Since 2015, the Department of Labor (DOL) has focused on plan sponsors’ duty under the Employee Retirement Income Security Act (ERISA) to find missing participants, according to a blog on Morgan Lewis’ website penned by a trio of attorneys at the firm.
The DOL says that under ERISA Section 404(a)(1), “Consistent with their obligations of prudence and loyalty, plan fiduciaries must make reasonable efforts to locate missing participants or beneficiaries, so that they can implement directions on plan distributions from the participants or beneficiaries.”
Another blog, on the website of The Rosenbaum Law Firm, says sponsors tend to ignore the problem of missing participants. The signs of a missing participant include returned mail, returned emails, no recent activity on the Internet or phone, or an outstanding distribution check that has not been cashed.
Rosenbaum attorneys say that missing participants could pose a fiduciary risk to sponsors: “Missing participants don’t get the required notices on major changes to the plan, including an updated summary plan description, plan statements, blackout notices, and any changes to plan investments—which is a liability risk. Missing participants are viewed as a more critical problem when they are at or near a distributable event, [such as] a required minimum distribution.”
The Rosenbaum attorneys say that when a distribution is due, the IRS wants to collect taxes, and the DOL wants to ensure that participants receive the money due to them. Failure to take care of this could lead to an audit.

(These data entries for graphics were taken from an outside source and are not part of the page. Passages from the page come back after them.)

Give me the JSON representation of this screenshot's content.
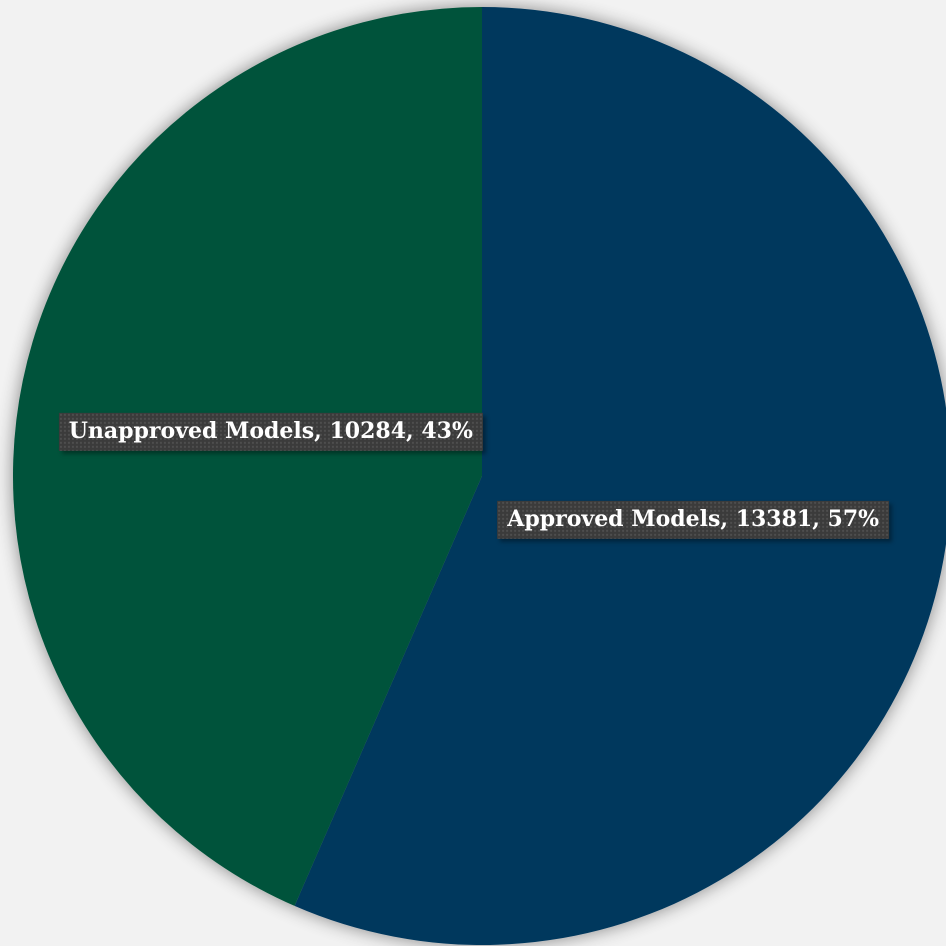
{
  "chart_data": {
    "type": "pie",
    "title": "",
    "start_angle_deg": 0,
    "direction": "clockwise",
    "slices": [
      {
        "name": "Approved Models",
        "value": 13381,
        "percent": "57%",
        "color": "#04375d",
        "label": "Approved Models, 13381, 57%"
      },
      {
        "name": "Unapproved Models",
        "value": 10284,
        "percent": "43%",
        "color": "#02533a",
        "label": "Unapproved Models, 10284, 43%"
      }
    ],
    "legend": "none"
  }
}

While finding missing participants can be expensive, if they remain in a small plan, they could push the headcount above 100, in which case the plan would need to go through an audit, which typically costs more than $10,000. Another real problem, the attorneys add, is that neither the DOL or the IRS have offered much guidance on how to find missing participants or how to deal with uncashed checks.
The DOL says sponsors should send notices via certified mail, check their records, send an inquiry to the beneficiary of the missing participant and use free electronic search tools as a minimum.
Beyond that, the Rosenberg Law Firm blog says, sponsors can use commercial locator services, credit reporting agencies and Internet search tools. And, like all of their activity with their plans, sponsors need to document their actions.
Norma Sharara, a partner with Mercer, in a podcast, “Missing Participants—Risks and Remedies,” said that if there are missing participants that plan sponsors have not made a genuine effort to find, “the entire plan could be disqualified under the tax code and plan fiduciaries may be found to have breached their ERISA duties.”Shahara recommended several potential actions that the blogs did not mention, including searching for updated contact information across all of the company’s records, not just the retirement plan records, such as health care and personnel files. She also said that if the benefit is large, sponsors should use more than one method.